Una de las ideas más interesantes en la investigación astronómica fue la de decidir colocar telescopios espaciales, es decir, telescopios que flotaran a cierta altura sobre la Tierra de manera que tuviesen mejor alcance sobre lo que querían ver, además de evitar la contaminación por luz, problema tradicional ya en la astronomía terrestre. Y así es como nació el telescopio Hubble, el cual desde luego, es sólo uno de varios instrumentos que giran alrededor de nuestro planeta. Ahora la NASA, en su ambicioso programa espacial, tiene en mente su siguiente gran paso, el Wide Field InfraRed Survey Telescope (WFIRST). Se espera que este nuevo instrumento se lance a mediados del 2020 y que pueda ver 100 veces más allá que el Hubble.

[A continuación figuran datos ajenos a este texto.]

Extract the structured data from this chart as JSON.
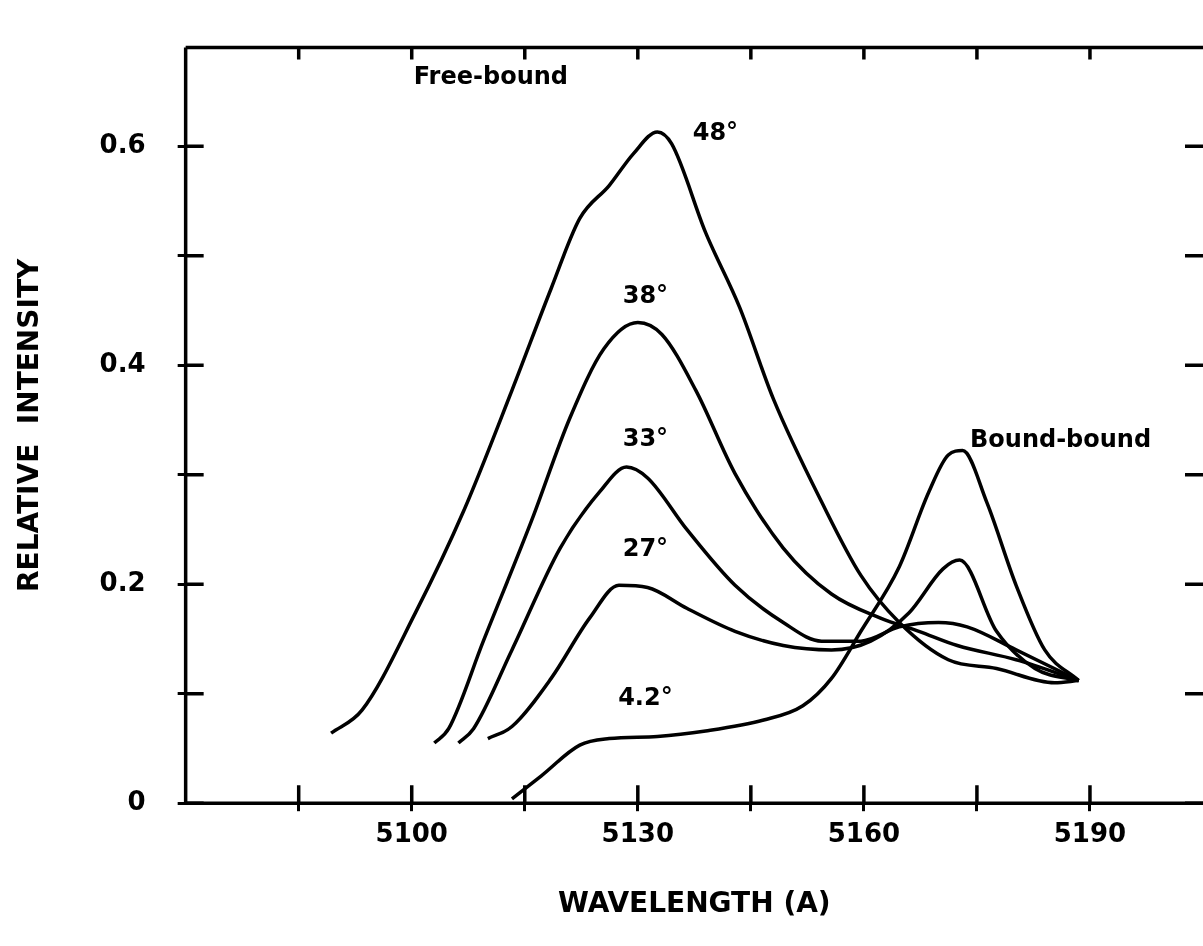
{
  "chart_data": {
    "type": "line",
    "xlabel": "WAVELENGTH (A)",
    "ylabel": "RELATIVE  INTENSITY",
    "annotations": [
      "Free-bound",
      "Bound-bound"
    ],
    "series": [
      {
        "name": "48°",
        "color": "#000000",
        "x": [
          5089.3,
          5093.4,
          5100.5,
          5106.9,
          5113.3,
          5118.5,
          5122.3,
          5126.2,
          5129.4,
          5132.6,
          5134.5,
          5139,
          5143.5,
          5148,
          5154.4,
          5159.6,
          5164.7,
          5171.2,
          5177.6,
          5185.3,
          5188.5
        ],
        "values": [
          0.064,
          0.085,
          0.174,
          0.267,
          0.377,
          0.47,
          0.534,
          0.564,
          0.593,
          0.613,
          0.602,
          0.521,
          0.453,
          0.369,
          0.275,
          0.208,
          0.165,
          0.131,
          0.123,
          0.11,
          0.112
        ]
      },
      {
        "name": "38°",
        "color": "#000000",
        "x": [
          5103,
          5104.9,
          5109.5,
          5115.9,
          5121,
          5125.5,
          5130,
          5133.2,
          5137.7,
          5142.9,
          5149.3,
          5155.7,
          5162.2,
          5167.3,
          5172.4,
          5180.2,
          5188.5
        ],
        "values": [
          0.055,
          0.068,
          0.148,
          0.258,
          0.352,
          0.415,
          0.439,
          0.428,
          0.377,
          0.301,
          0.233,
          0.191,
          0.169,
          0.157,
          0.144,
          0.131,
          0.112
        ]
      },
      {
        "name": "33°",
        "color": "#000000",
        "x": [
          5106.2,
          5108.2,
          5113.3,
          5119.7,
          5124.9,
          5128.5,
          5131.3,
          5136.5,
          5142.9,
          5149.3,
          5154.4,
          5159.6,
          5164.7,
          5169.9,
          5173.7,
          5180.2,
          5188.5
        ],
        "values": [
          0.055,
          0.068,
          0.14,
          0.233,
          0.284,
          0.307,
          0.297,
          0.25,
          0.199,
          0.165,
          0.148,
          0.148,
          0.161,
          0.165,
          0.161,
          0.14,
          0.112
        ]
      },
      {
        "name": "27°",
        "color": "#000000",
        "x": [
          5110.1,
          5113.3,
          5118.5,
          5123.6,
          5127.5,
          5131.3,
          5136.5,
          5142.9,
          5149.3,
          5155.7,
          5160.9,
          5166,
          5170.5,
          5172.7,
          5177.6,
          5182.7,
          5188.5
        ],
        "values": [
          0.059,
          0.07,
          0.114,
          0.169,
          0.199,
          0.197,
          0.178,
          0.157,
          0.144,
          0.14,
          0.148,
          0.174,
          0.214,
          0.222,
          0.157,
          0.123,
          0.112
        ]
      },
      {
        "name": "4.2°",
        "color": "#000000",
        "x": [
          5113.3,
          5117.2,
          5122.3,
          5126.2,
          5132.6,
          5139,
          5146.7,
          5151.9,
          5155.7,
          5159.6,
          5164.7,
          5168.6,
          5171.2,
          5173.1,
          5176.3,
          5180.2,
          5184,
          5188.5
        ],
        "values": [
          0.004,
          0.025,
          0.053,
          0.059,
          0.061,
          0.066,
          0.076,
          0.089,
          0.114,
          0.157,
          0.216,
          0.284,
          0.318,
          0.322,
          0.275,
          0.199,
          0.14,
          0.112
        ]
      }
    ],
    "xlim": [
      5070,
      5205
    ],
    "xticks": [
      {
        "value": 5085,
        "label": null
      },
      5100,
      {
        "value": 5115,
        "label": null
      },
      5130,
      {
        "value": 5145,
        "label": null
      },
      5160,
      {
        "value": 5175,
        "label": null
      },
      5190
    ],
    "ylim": [
      0,
      0.69
    ],
    "yticks": [
      0,
      {
        "value": 0.1,
        "label": null
      },
      0.2,
      {
        "value": 0.3,
        "label": null
      },
      0.4,
      {
        "value": 0.5,
        "label": null
      },
      0.6
    ],
    "grid": false,
    "legend": false,
    "marker": "none",
    "line_style": "solid"
  }
}
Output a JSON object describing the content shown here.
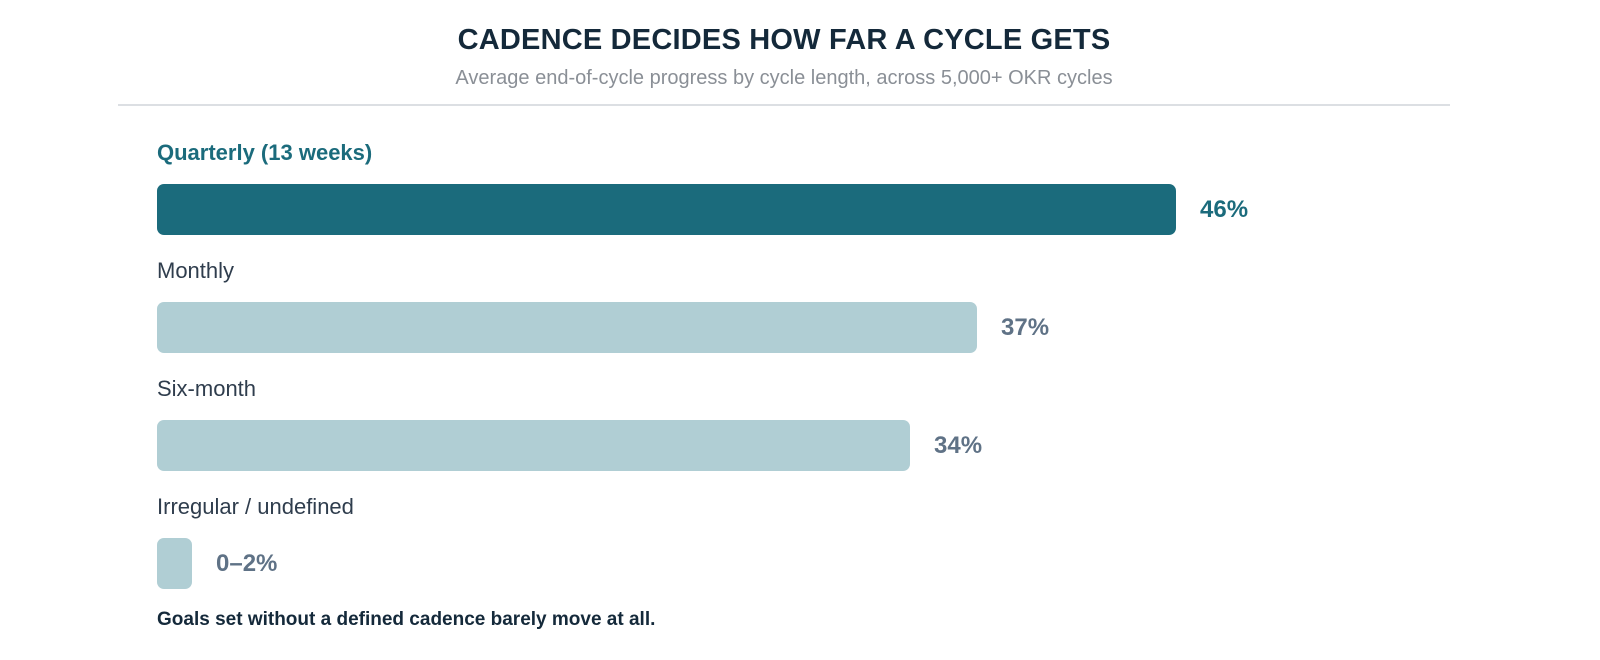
{
  "header": {
    "title": "CADENCE DECIDES HOW FAR A CYCLE GETS",
    "subtitle": "Average end-of-cycle progress by cycle length, across 5,000+ OKR cycles"
  },
  "chart_data": {
    "type": "bar",
    "orientation": "horizontal",
    "title": "CADENCE DECIDES HOW FAR A CYCLE GETS",
    "subtitle": "Average end-of-cycle progress by cycle length, across 5,000+ OKR cycles",
    "categories": [
      "Quarterly (13 weeks)",
      "Monthly",
      "Six-month",
      "Irregular / undefined"
    ],
    "values": [
      46,
      37,
      34,
      1
    ],
    "value_labels": [
      "46%",
      "37%",
      "34%",
      "0–2%"
    ],
    "highlight_index": 0,
    "unit": "%",
    "grid": false,
    "colors": {
      "highlight": "#1b6b7c",
      "default": "#b0ced4",
      "highlight_label": "#1b6b7c",
      "default_label": "#5f7286"
    },
    "annotation": "Goals set without a defined cadence barely move at all."
  },
  "footnote": "Goals set without a defined cadence barely move at all."
}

De acuerdo a la NASA, muchos de los instrumentos que se fabrican para este propósito tienen limitaciones, o bien solamente pueden escudriñar una pequeña parte de los cielos, o bien, pueden ser telescopios menos potentes pero que abarcan más cielo. De acuerdo con la propia NASA, el WFIRST tendrá una más amplia visión y más magnificación. WFIRST empezó en el 2011 como un proyecto para estudiar la energía oscura, pero se ha expandido a un enfoque mucho más general, para tratar de estudiar la evolución del Universo y buscar además planetas potencialmente habitables.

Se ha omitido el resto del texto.